Stricte observance de la Règle bénédictine soit la "Règle cistercienne": recherche de l'isolement, pauvreté intégrale, refus des bénéfices ecclésiastiques, travail manuel et autarcie.

Origine

L'ordre cistercien  également connu sous le nom d'ordre de Cîteaux ou de saint ordre de Cîteaux, est un ordre monastique chrétien réformé dont l'origine remonte à la fondation de l'abbaye de Cîteaux par Robert de Molesme en 1098. En 1101  la règle Institutio monachorum cisterciensium est rédigée. L'ordre cistercien joue un rôle de premier plan dans l'histoire religieuse du XIIe siècle.
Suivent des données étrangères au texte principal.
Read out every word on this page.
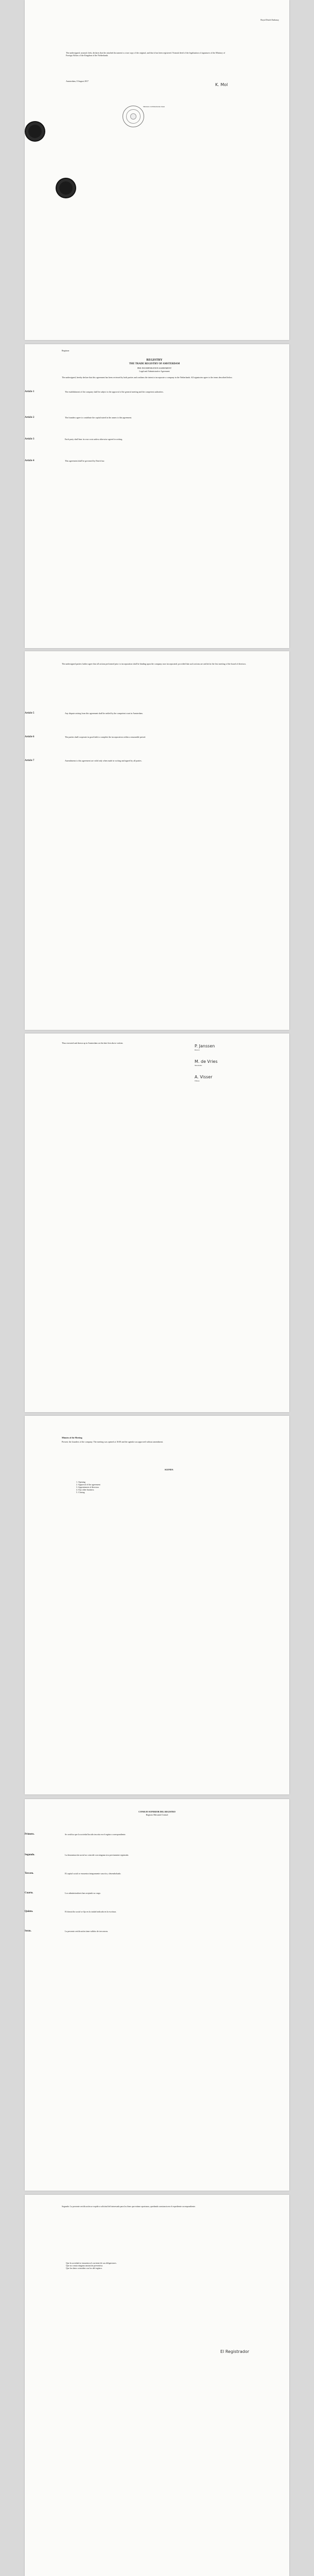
Royal Dutch Embassy
The undersigned, notarial clerk, declares that the attached document is a true copy of the original, and that it has been registered. Notarial deed of the legalization of signatures of the Ministry of Foreign Affairs of the Kingdom of the Netherlands.
Ministerie van Buitenlandse Zaken
Amsterdam, 8 August 2017
K. Mol
Registrar
REGISTRY
THE TRADE REGISTRY OF AMSTERDAM
PRE-INCORPORATION AGREEMENT
Legal and Administrative Agreement
The undersigned, hereby declare that this agreement has been reviewed by both parties and confirms the intent to incorporate a company in the Netherlands. All signatories agree to the terms described below.
Article 1	The establishment of the company shall be subject to the approval of the general meeting and the competent authorities.
Article 2	The founders agree to contribute the capital stated in the annex to this agreement.
Article 3	Each party shall bear its own costs unless otherwise agreed in writing.
Article 4	This agreement shall be governed by Dutch law.
The undersigned parties further agree that all actions performed prior to incorporation shall be binding upon the company once incorporated, provided that such actions are ratified at the first meeting of the board of directors.
Article 5	Any dispute arising from this agreement shall be settled by the competent court in Amsterdam.
Article 6	The parties shall cooperate in good faith to complete the incorporation within a reasonable period.
Article 7	Amendments to this agreement are valid only when made in writing and signed by all parties.
Thus executed and drawn up in Amsterdam on the date first above written.
P. Janssen
Director
M. de Vries
Shareholder
A. Visser
Witness
Minutes of the Meeting
Present: the founders of the company. The meeting was opened at 10:00 and the agenda was approved without amendment.
AGENDA
1. Opening
2. Approval of the agreement
3. Appointment of directors
4. Any other business
5. Closing
CONSEJO SUPERIOR DEL REGISTRO
Registro Mercantil Central
Primero.	Se certifica que la sociedad ha sido inscrita en el registro correspondiente.
Segundo.	La denominación social no coincide con ninguna otra previamente registrada.
Tercero.	El capital social se encuentra íntegramente suscrito y desembolsado.
Cuarto.	Los administradores han aceptado su cargo.
Quinto.	El domicilio social se fija en la ciudad indicada en la escritura.
Sexto.	La presente certificación tiene validez de tres meses.
Segundo: La presente certificación se expide a solicitud del interesado para los fines que estime oportunos, quedando constancia en el expediente correspondiente.
Que la sociedad se encuentra al corriente de sus obligaciones.
Que no consta ninguna anotación preventiva.
Que los datos coinciden con los del registro.
El Registrador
Par son organisation et par son autorité spirituelle, il s'impose dans tout l'Occident.

Son influence se révèle particulièrement forte à l'est de l'Elbe où l'ordre fait «progresser à la fois le christianisme, la civilisation et la mise en valeur des terres». Restauration de la règle bénédictine inspirée par la réforme grégorienne, l'ordre cistercien promeut ascétisme, rigueur liturgique et érige, dans une certaine mesure, le travail comme une valeur cardinale, ainsi que le prouve son patrimoine technique, artistique et architectural. Outre le rôle social qu'il occupe jusqu'à la Révolution, l'ordre exerce une influence de premier plan dans les domaines intellectuel ou économique ainsi que dans le domaine des arts et de la spiritualité. Il doit son considérable développement à Bernard de Clairvaux (1090-1153), homme d'une personnalité et d'un charisme exceptionnels.

Son rayonnement et son prestige personnel en ont fait au XIIe siècle le plus célèbre des cisterciens. S'il n'en est pas le fondateur, il demeure le maître spirituel de l'ordre. Bien qu'ils suivent la règle de Saint Benoît, les Cisterciens ne sont pas à proprement parler considérés comme des Bénédictins. En effet, c'est au IVe concile de Latran (1215) que le mot "bénédictin" apparut pour désigner les moines qui n'appartenaient à aucun Ordre centralisé  par opposition aux Cisterciens. Mais de nombreux liens unissent les deux familles monastiques, en particulier dans le domaine de la formation.

Histoire

L'aventure cistercienne commence avec la fondation de l'abbaye Notre-Dame de Molesme par Saint Robert en 1075, dans la région de Tonnerre. Sachant qu'il ne parviendra pas à satisfaire son idéal de solitude et de pauvreté dans le climat de Molesme où s'opposent les partisans de la tradition et ceux du renouveau, Robert, avec l'autorisation du légat du pape Hugues de Die, accepte le lieu solitaire situé dans la forêt marécageuse du bas-pays dijonnais que lui proposent le duc de Bourgogne Eudes Ier et les vicomtes de Beaune, de lointains cousins, pour se retirer et pratiquer avec la plus grande austérité la règle de saint Benoît . Dans ce lieu proche de la vallée de la Saône, à vingt-deux kilomètres au sud de Dijon, il trouve un «désert», couvert de cistels (roseaux). Albéric et Étienne Harding, ainsi que vingt-et-un moines fervents, l'accompagnent dans son « affreuse solitude » où ils s'installent le 21 mars 1098, sur le site de La Forgeotte, alleu concédé par Renard, vicomte de Beaune, pour y fonder une autre communauté dénommée pour un temps  le novum monasterium. L'ordre doit le développement considérable qu'il a connu dans la première moitié du XIIe siècle à Bernard de Clairvaux, (1090-1153), le plus célèbre des cisterciens qui peut être considéré comme son maître spirituel . Ses origines familiales et sa formation, ses appuis et ses relations, sa personnalité même, expliquent en grande partie le succès cistercien.

A Nice un couvent de Cisterciennes de Saint Bernard (nommées les Bernardines) situé rue Saint Joseph  est fondé en 1661.